Sunday, September 23, 2012


The last two weeks have been a blur.

They started with the murder of friends and colleagues and ended with a big military conference which included a visit by Admiral Stavridis. Lots of stars on those shoulders!

And there is no end in sight...tomorrow I leave for a four days in Moscow (probably won't be able to blog there, so don't worry if I don't write that I have been eaten by Tigers), then I come back for a reception and a Public Affairs visitor to show around. Oh, and did I mention we have a new Ambassador?

At least this weekend, we were able to have a little fun.

A friend from Embassy Riga spent the night with us, and it was nice to get to hang out. And last night, I actually got to watch my alma mater play football on tv! And then today, there were the shrooms.

Estonians love their mushrooms. And our CLO arranged a trip for us out into a national forest for a day of mushrooming with a local expert.

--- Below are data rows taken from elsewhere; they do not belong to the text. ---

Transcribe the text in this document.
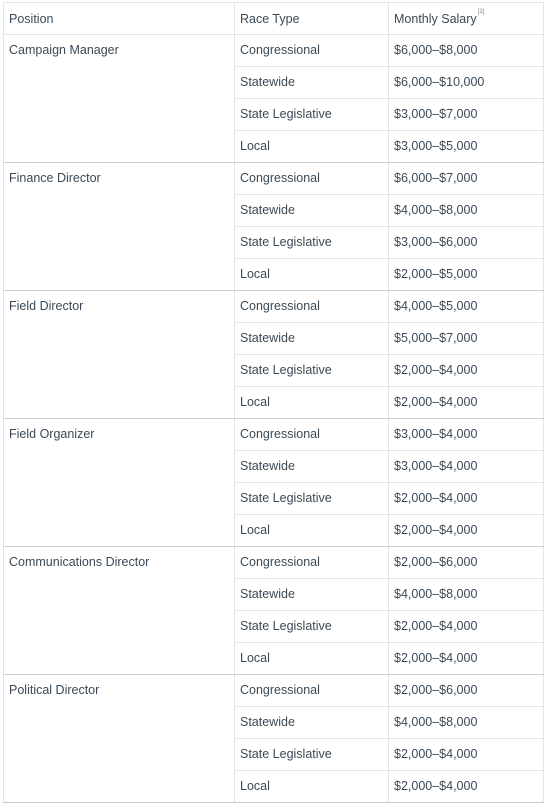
Position	Race Type	Monthly Salary[1]
Campaign Manager	Congressional	$6,000–$8,000
	Statewide	$6,000–$10,000
	State Legislative	$3,000–$7,000
	Local	$3,000–$5,000
Finance Director	Congressional	$6,000–$7,000
	Statewide	$4,000–$8,000
	State Legislative	$3,000–$6,000
	Local	$2,000–$5,000
Field Director	Congressional	$4,000–$5,000
	Statewide	$5,000–$7,000
	State Legislative	$2,000–$4,000
	Local	$2,000–$4,000
Field Organizer	Congressional	$3,000–$4,000
	Statewide	$3,000–$4,000
	State Legislative	$2,000–$4,000
	Local	$2,000–$4,000
Communications Director	Congressional	$2,000–$6,000
	Statewide	$4,000–$8,000
	State Legislative	$2,000–$4,000
	Local	$2,000–$4,000
Political Director	Congressional	$2,000–$6,000
	Statewide	$4,000–$8,000
	State Legislative	$2,000–$4,000
	Local	$2,000–$4,000
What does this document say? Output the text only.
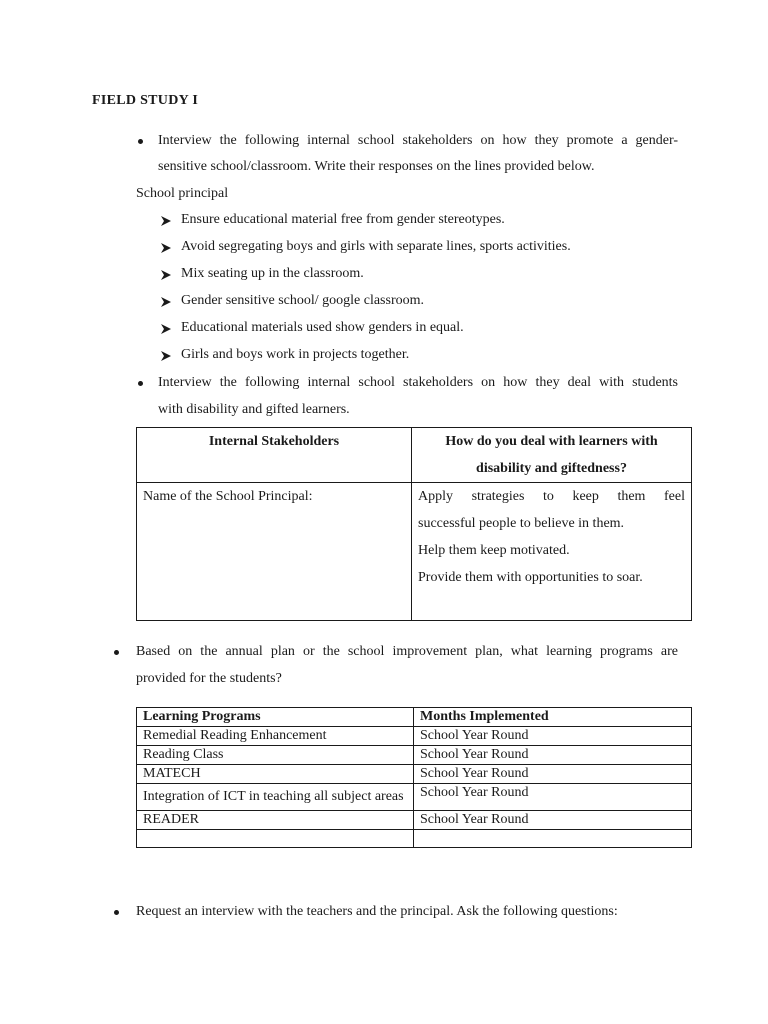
FIELD STUDY I
Interview the following internal school stakeholders on how they promote a gender-
sensitive school/classroom. Write their responses on the lines provided below.
School principal
Ensure educational material free from gender stereotypes.
Avoid segregating boys and girls with separate lines, sports activities.
Mix seating up in the classroom.
Gender sensitive school/ google classroom.
Educational materials used show genders in equal.
Girls and boys work in projects together.
Interview the following internal school stakeholders on how they deal with students
with disability and gifted learners.
Internal Stakeholders	How do you deal with learners with disability and giftedness?
Name of the School Principal:	Apply strategies to keep them feel
successful people to believe in them.
Help them keep motivated.
Provide them with opportunities to soar.
Based on the annual plan or the school improvement plan, what learning programs are
provided for the students?
Learning Programs	Months Implemented
Remedial Reading Enhancement	School Year Round
Reading Class	School Year Round
MATECH	School Year Round
Integration of ICT in teaching all subject areas	School Year Round
READER	School Year Round

Request an interview with the teachers and the principal. Ask the following questions:
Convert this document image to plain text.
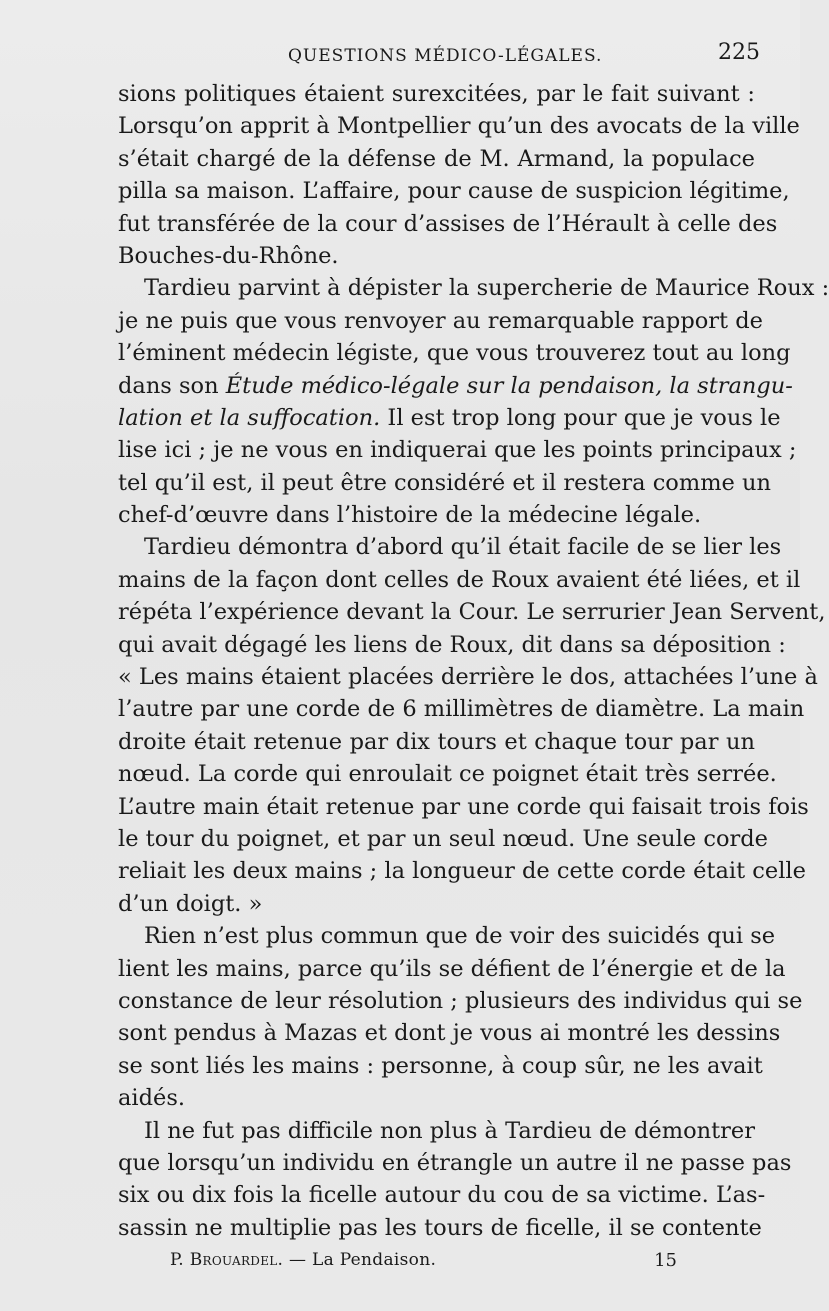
QUESTIONS MÉDICO-LÉGALES.	225
sions politiques étaient surexcitées, par le fait suivant :
Lorsqu’on apprit à Montpellier qu’un des avocats de la ville
s’était chargé de la défense de M. Armand, la populace
pilla sa maison. L’affaire, pour cause de suspicion légitime,
fut transférée de la cour d’assises de l’Hérault à celle des
Bouches-du-Rhône.
Tardieu parvint à dépister la supercherie de Maurice Roux :
je ne puis que vous renvoyer au remarquable rapport de
l’éminent médecin légiste, que vous trouverez tout au long
dans son Étude médico-légale sur la pendaison, la strangu-
lation et la suffocation. Il est trop long pour que je vous le
lise ici ; je ne vous en indiquerai que les points principaux ;
tel qu’il est, il peut être considéré et il restera comme un
chef-d’œuvre dans l’histoire de la médecine légale.
Tardieu démontra d’abord qu’il était facile de se lier les
mains de la façon dont celles de Roux avaient été liées, et il
répéta l’expérience devant la Cour. Le serrurier Jean Servent,
qui avait dégagé les liens de Roux, dit dans sa déposition :
« Les mains étaient placées derrière le dos, attachées l’une à
l’autre par une corde de 6 millimètres de diamètre. La main
droite était retenue par dix tours et chaque tour par un
nœud. La corde qui enroulait ce poignet était très serrée.
L’autre main était retenue par une corde qui faisait trois fois
le tour du poignet, et par un seul nœud. Une seule corde
reliait les deux mains ; la longueur de cette corde était celle
d’un doigt. »
Rien n’est plus commun que de voir des suicidés qui se
lient les mains, parce qu’ils se défient de l’énergie et de la
constance de leur résolution ; plusieurs des individus qui se
sont pendus à Mazas et dont je vous ai montré les dessins
se sont liés les mains : personne, à coup sûr, ne les avait
aidés.
Il ne fut pas difficile non plus à Tardieu de démontrer
que lorsqu’un individu en étrangle un autre il ne passe pas
six ou dix fois la ficelle autour du cou de sa victime. L’as-
sassin ne multiplie pas les tours de ficelle, il se contente
P. Brouardel. — La Pendaison.	15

She said there were some 10,000 different kinds of mushrooms in Estonia. She identified a few that we might find in the forest. Don't ask me what kind they were. I probably gathered about half edible and half not. I am still not sure how to tell them apart, and I don't see myself ever cooking anything I gathered.

I did learn how to identify some magic mushrooms though...because I found them.

They are really pretty.

I picked this one...that was before I knew what kind it was.

No, I didn't eat it or take it home. Or the other ones like it that I found.

The ones I found that were edible were not as pretty...and once she took out all the poisonous ones, were also not too abundant.

Thursday, September 20, 2012

Why Should We Care About Diplomacy?

The murder of our friends and colleagues continues to shine a much needed light on the hard work our countries diplomats do.

I wish I thought that it would last and that Americans would truly come to appreciate our work, which Nick Kralev noted in his recent article, Why Should We Care About Diplomacy?, saying,
"U.S. diplomacy affects the everyday lives of Americans, including their safety and security, their ability to travel and communicate with people in other countries, their employment and overall prosperity. Yet, it is astonishing how little we know about our diplomats, and about their skills and work."

Another nice piece, Diplomats, Security and the Budget, came out yesterday, telling a bit more about our work and how we have been affected by budget cuts. Because those who fight tooth and nail against any cuts to the military budget slash away at ours not realizing the impact it has not just to our ability to do our jobs but to our safety when we do it.

The article, which notes that since 1980 and prior to the murder of Chris, Sean, Rone and Glen, 88 diplomats have died in the line of duty, most the victims of attacks, says:

"The deaths last week of Stevens, Smith, Doherty, and Woods should remind all of us of the extreme risks and daily discomforts that are taken by a great many of the thousands of men and women who staff the more than 260 embassies, consulates, and missions we maintain in 180 separate countries. We should also recognize that our national security is as dependent on men like Christopher Stevens and the work they do in weaving together alliances and bringing stability to strife-torn regions of the world as by our investments in military hardware or our deployment of military personnel. It is a tough, often dirty business—it deserves our respect and appreciation.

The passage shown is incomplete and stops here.